The problem is that whenever I move my mouse in those games, very slow mouse movements work okay, but if I move it a little quicker, it will go insanely fast in the direction. It's almost like it accelerates more than standard mouse acceleration, basically 50x as much. I was a competitive TF2 player, and so I did the advised removing of mouse acceleration altogether, meaning registry edits and all, so that may be a possible cause?

I'd like to have some other input on this, just to wonder? My mouse is quite a standard, non-gaming mouse, a Genius Netscroll 120. I tried looking for drivers for it (I'd not previously installed any, since the mouse seemed to work fine without), but I couldn't find any at all.
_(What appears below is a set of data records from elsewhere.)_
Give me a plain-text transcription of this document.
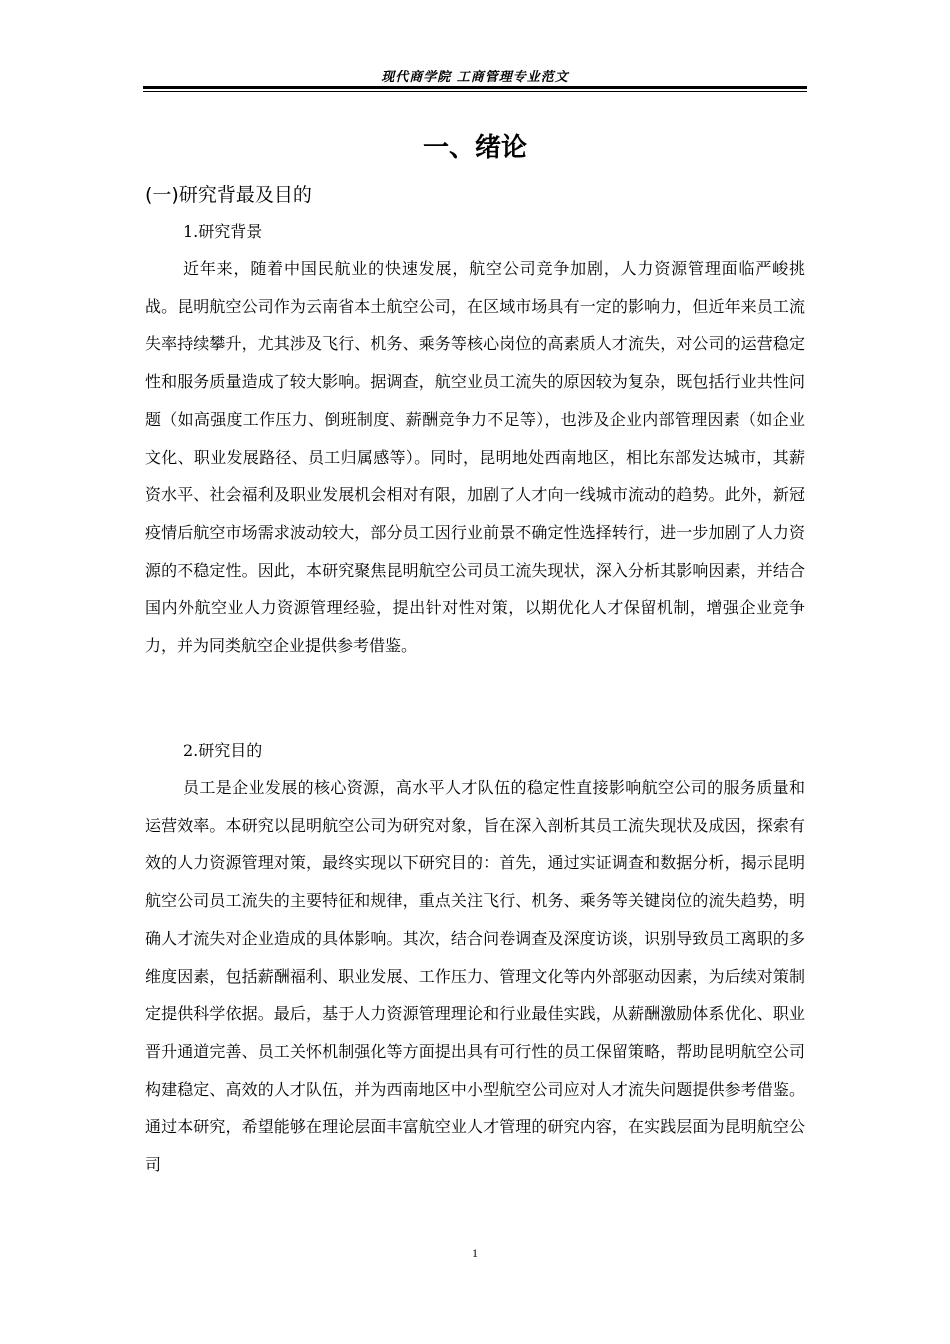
现代商学院 工商管理专业范文
一、绪论
(一)研究背最及目的
1.研究背景

近年来，随着中国民航业的快速发展，航空公司竞争加剧，人力资源管理面临严峻挑战。昆明航空公司作为云南省本土航空公司，在区域市场具有一定的影响力，但近年来员工流失率持续攀升，尤其涉及飞行、机务、乘务等核心岗位的高素质人才流失，对公司的运营稳定性和服务质量造成了较大影响。据调查，航空业员工流失的原因较为复杂，既包括行业共性问题（如高强度工作压力、倒班制度、薪酬竞争力不足等），也涉及企业内部管理因素（如企业文化、职业发展路径、员工归属感等）。同时，昆明地处西南地区，相比东部发达城市，其薪资水平、社会福利及职业发展机会相对有限，加剧了人才向一线城市流动的趋势。此外，新冠疫情后航空市场需求波动较大，部分员工因行业前景不确定性选择转行，进一步加剧了人力资源的不稳定性。因此，本研究聚焦昆明航空公司员工流失现状，深入分析其影响因素，并结合国内外航空业人力资源管理经验，提出针对性对策，以期优化人才保留机制，增强企业竞争力，并为同类航空企业提供参考借鉴。

2.研究目的

员工是企业发展的核心资源，高水平人才队伍的稳定性直接影响航空公司的服务质量和运营效率。本研究以昆明航空公司为研究对象，旨在深入剖析其员工流失现状及成因，探索有效的人力资源管理对策，最终实现以下研究目的：首先，通过实证调查和数据分析，揭示昆明航空公司员工流失的主要特征和规律，重点关注飞行、机务、乘务等关键岗位的流失趋势，明确人才流失对企业造成的具体影响。其次，结合问卷调查及深度访谈，识别导致员工离职的多维度因素，包括薪酬福利、职业发展、工作压力、管理文化等内外部驱动因素，为后续对策制定提供科学依据。最后，基于人力资源管理理论和行业最佳实践，从薪酬激励体系优化、职业晋升通道完善、员工关怀机制强化等方面提出具有可行性的员工保留策略，帮助昆明航空公司构建稳定、高效的人才队伍，并为西南地区中小型航空公司应对人才流失问题提供参考借鉴。通过本研究，希望能够在理论层面丰富航空业人才管理的研究内容，在实践层面为昆明航空公司

1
Honestly, any help for this would be great, thanks guys. Cheesy
Thread title:  
You used a registry editor to disable mouse acceleration? Wouldn't it be easier to go to control panel -> mouse -> pointer options -> uncheck Enhance pointer precision ?
The Dork Knight himself.
1) Have you overclocked your usb polling rate to 500hz or above? If you have, try dropping it down to 250/125 and see if the problem goes away.

2) Are you sure you edited the right keys in the registry? Maybe the settings you changed affect that mouse differently than other mice. Try reverting the changes (uninstall/reinstall the mouse is probably the quickest) and see if that helps the wicked accel. Then use the control panel mouse properties to remove the pointer accel. If that doesn't work at all, the mouse itself might not like Half-Life 2.

3) Check to see that you've disabled "Mouse Smoothing" in HL2. For really old mice it's good, but if yours is really 800dpi then it doesn't need it.
we have lift off
Quote:
You used a registry editor to disable mouse acceleration? Wouldn't it be easier to go to control panel -> mouse -> pointer options -> uncheck Enhance pointer precision ?


That does not remove mouse acceleration completely so I imagine thats why he did it the "thorough" way. I personally have not done that, I'v just done it through control panel and stuck with it but I fail to see how disabling mouse acceleration could have that effect. How confident are you that you did it right? Also do you have access to any other computer to see if it works with your mouse there?
Yes, Inexistence is a word.
Thanks for the responses guys, I'll try to answer as well as I can.

Yeah, I edited the registry since unchecking mouse acceleration doesn't fully remove it. I've checked that I did it correctly and it's all fine.

Also, my mouse is a PS/2 mouse, not a USB one, and I have no idea about overclocking any polling rates or dpi or anything, it's just a standard ps/2 mouse, no gaming settings or anything.

I removed the mouse changes in the registry, tried it, still the same. Also, HL2 works fine, it seems to just be older games like Half Life 1 and Deus Ex.

I don't have another computer to test it on, so it's not really an option at this time. It worked fine on Half Life 1 before I reformatted my computer, now it seems to mess up all the time and it's really annoying.

I'm thinking of just buying a proper gaming mouse, since I've needed one for a while, though of course I'd much prefer to have this issue resolved. Anyone have any ideas?
The Dork Knight himself.
Ah, I didn't notice the mouse was ps/2 only when I looked it up online for specs. Open up your control panel > mouse settings. On the last tab (I believe going to device manager and opening up the mouse properties will do the same thing) should show you the "PS/2 Mouse reporting speed." It's basically how fast the mouse is allowed to talk to the system. The standard is really low, but I know a lot of people have cranked it to around 200+ for a smoother feel. With some mice this causes some really weird issues, and in other it simply lags the mouse (PS/2 IIRC is heavily cpu dependant so cranking it adds in mouse lag).
Yes, Inexistence is a word.
Thanks a lot for mentioning that. I'd never looked at that mouse tab, and there was the option to update the mouse drivers. I chose that and it was able to find and update the drivers. Much easier than the time I spent looking for the drivers :P. Everything's fixed now, the games run perfectly fine, and it seems to have fixed the problem of them speeding up and running faster than they were before. Thankyou!